Egypt's Orascom Telecom may seek international arbitration to end a dispute with Algeria that is holding up its US$6.6 billion plan to sell assets to Russia's Vimpelcom.
Uncertainty over Orascom Telecom's Algeria-based Djezzy unit–its biggest revenue earner–could sink the US$6.6 billion deal, an outcome which would leave it with heavy debts.
In the letter to Algerian Prime Minister Ahmed Ouyahia and three other senior officials, Orascom Telecom Chairman Naguib Sawiris said he was making his last request to the Algerian government to stop pressuring Djezzy.
He said the unit could not continue doing business unless there was an immediate resolution to the row–which centres around tax claims and allegations of currency violations. Orascom had already incurred billions of dollars in losses, Sawiris added.
Orascom Telecom has reluctantly agreed to negotiations with the Algerian government, which says it wants to nationalize Djezzy.

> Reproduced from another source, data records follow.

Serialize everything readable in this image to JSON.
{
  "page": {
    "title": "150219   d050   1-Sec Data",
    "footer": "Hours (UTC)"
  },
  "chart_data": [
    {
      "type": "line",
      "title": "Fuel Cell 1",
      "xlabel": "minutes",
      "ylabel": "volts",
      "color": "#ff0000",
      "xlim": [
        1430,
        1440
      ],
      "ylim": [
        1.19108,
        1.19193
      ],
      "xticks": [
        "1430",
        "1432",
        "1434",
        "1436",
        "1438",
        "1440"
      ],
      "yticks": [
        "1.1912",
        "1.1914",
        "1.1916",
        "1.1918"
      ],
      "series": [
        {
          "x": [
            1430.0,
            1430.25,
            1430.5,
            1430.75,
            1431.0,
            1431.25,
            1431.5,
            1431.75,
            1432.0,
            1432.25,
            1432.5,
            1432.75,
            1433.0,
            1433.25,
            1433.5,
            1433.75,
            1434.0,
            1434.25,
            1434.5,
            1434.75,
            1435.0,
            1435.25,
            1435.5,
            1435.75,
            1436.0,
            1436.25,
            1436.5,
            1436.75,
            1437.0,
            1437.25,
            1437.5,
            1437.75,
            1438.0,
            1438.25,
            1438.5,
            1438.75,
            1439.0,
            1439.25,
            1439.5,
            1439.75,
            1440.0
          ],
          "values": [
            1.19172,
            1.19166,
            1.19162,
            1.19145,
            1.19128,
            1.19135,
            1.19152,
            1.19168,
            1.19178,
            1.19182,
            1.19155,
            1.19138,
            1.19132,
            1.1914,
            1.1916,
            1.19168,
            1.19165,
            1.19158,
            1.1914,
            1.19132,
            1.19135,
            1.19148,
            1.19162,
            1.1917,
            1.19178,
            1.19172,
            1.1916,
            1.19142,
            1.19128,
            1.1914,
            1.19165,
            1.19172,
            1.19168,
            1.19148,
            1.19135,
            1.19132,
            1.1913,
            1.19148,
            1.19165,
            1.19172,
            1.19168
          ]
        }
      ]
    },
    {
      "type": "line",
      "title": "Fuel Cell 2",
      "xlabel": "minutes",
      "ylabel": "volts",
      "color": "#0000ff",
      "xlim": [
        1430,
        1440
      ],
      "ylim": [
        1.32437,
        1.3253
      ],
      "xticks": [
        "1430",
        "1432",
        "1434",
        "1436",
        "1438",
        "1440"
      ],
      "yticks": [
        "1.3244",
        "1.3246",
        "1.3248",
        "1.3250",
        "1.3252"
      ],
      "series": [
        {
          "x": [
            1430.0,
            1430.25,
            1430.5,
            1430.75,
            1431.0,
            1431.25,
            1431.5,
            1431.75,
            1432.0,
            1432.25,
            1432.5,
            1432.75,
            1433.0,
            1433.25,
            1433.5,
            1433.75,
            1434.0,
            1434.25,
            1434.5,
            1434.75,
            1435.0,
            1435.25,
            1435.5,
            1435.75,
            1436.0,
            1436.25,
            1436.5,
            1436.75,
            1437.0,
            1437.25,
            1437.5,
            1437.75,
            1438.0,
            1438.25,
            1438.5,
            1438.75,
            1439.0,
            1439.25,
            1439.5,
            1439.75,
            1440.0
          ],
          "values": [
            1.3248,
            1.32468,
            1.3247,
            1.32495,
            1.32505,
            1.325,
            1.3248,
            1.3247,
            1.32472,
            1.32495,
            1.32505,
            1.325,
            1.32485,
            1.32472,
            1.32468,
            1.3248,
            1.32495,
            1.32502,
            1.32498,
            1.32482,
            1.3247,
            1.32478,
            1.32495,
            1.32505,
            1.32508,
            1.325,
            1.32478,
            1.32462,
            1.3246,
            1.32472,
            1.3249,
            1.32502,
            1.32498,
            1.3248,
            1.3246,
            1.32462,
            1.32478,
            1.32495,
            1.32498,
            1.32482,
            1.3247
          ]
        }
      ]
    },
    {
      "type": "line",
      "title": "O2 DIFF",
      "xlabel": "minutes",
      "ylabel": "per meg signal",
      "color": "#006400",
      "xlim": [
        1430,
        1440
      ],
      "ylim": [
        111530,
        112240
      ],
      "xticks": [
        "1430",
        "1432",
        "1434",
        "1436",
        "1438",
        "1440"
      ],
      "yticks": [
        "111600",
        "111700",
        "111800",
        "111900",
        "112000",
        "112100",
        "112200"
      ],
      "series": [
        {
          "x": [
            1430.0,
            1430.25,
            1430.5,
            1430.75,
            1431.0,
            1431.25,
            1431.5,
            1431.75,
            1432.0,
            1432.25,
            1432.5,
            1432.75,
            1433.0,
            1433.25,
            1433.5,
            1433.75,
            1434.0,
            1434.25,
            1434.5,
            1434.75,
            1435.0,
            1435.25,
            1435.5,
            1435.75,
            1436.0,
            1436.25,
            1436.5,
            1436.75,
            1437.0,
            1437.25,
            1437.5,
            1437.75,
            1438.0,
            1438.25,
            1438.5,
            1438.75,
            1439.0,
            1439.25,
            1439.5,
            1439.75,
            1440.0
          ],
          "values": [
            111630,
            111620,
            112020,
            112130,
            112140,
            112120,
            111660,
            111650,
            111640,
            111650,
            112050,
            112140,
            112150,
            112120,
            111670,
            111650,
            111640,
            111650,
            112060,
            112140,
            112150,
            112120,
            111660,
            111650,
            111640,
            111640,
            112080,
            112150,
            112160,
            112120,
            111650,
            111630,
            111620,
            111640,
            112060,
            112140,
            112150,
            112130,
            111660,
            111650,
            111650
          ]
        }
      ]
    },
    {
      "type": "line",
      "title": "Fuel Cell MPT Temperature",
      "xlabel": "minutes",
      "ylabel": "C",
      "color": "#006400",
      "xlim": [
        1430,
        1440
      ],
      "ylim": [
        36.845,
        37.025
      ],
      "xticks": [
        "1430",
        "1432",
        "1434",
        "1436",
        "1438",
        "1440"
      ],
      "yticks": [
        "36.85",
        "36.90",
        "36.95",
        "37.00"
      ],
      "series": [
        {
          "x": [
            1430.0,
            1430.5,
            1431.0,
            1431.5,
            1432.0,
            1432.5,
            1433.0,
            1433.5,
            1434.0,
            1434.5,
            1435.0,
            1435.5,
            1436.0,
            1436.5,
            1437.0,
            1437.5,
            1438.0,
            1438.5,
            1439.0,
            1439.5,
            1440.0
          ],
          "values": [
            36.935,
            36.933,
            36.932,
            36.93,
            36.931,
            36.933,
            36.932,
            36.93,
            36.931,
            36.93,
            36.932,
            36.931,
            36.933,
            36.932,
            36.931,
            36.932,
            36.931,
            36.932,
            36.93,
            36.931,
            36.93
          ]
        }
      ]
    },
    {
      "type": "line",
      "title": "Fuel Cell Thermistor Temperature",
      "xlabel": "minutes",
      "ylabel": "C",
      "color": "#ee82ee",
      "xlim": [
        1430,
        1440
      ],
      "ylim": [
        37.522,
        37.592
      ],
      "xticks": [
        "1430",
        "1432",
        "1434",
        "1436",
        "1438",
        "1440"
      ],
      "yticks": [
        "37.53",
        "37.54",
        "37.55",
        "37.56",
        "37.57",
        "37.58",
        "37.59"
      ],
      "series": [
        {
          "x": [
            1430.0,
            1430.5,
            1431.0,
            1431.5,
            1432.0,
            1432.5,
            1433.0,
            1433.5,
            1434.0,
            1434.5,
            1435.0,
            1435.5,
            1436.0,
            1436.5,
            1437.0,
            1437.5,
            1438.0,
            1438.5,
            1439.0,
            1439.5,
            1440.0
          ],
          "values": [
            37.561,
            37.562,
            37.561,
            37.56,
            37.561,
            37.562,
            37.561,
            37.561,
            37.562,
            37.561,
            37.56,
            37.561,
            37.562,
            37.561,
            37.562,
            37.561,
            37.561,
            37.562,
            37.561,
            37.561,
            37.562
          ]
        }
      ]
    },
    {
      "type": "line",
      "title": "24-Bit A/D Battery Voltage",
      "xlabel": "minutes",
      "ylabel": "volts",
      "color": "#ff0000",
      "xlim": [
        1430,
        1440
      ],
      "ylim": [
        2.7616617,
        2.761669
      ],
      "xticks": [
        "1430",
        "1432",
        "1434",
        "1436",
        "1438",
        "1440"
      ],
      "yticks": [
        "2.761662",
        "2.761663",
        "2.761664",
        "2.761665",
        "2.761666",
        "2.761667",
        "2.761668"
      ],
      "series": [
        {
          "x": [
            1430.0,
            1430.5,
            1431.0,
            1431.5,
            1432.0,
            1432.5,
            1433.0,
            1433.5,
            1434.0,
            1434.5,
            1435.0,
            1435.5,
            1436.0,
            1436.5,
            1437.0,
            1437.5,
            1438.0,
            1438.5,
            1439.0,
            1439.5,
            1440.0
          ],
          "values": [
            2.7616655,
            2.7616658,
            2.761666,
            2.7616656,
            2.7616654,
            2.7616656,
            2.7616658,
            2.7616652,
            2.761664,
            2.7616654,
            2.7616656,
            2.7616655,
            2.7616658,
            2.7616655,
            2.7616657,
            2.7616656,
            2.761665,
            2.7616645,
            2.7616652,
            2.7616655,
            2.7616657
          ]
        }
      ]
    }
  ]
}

But Sawiris said it was increasingly unlikely Algeria would pay a fair price–something he said he would not accept.
"We are concerned that we will be left with no choice but to seek redress through international arbitration proceedings," said the letter, which was dated 2 November.
Banking sources said that the Algerian government had said privately it would pay around US$2.5 billion for Djezzy, while Sawiris has made public reference to a previous US$7.8 billion offer for Djezzy from South Africa's MTN.
Analysts say Sawiris may consider selling off Orascom's assets piecemeal if the talks fall apart and a favorable resolution to Algeria cannot be found.
Algerian officials have said that all back-tax claims and other demands against Djezzy have been in accordance with the law, and that Algerian legislation gives it the right to nationalize the unit.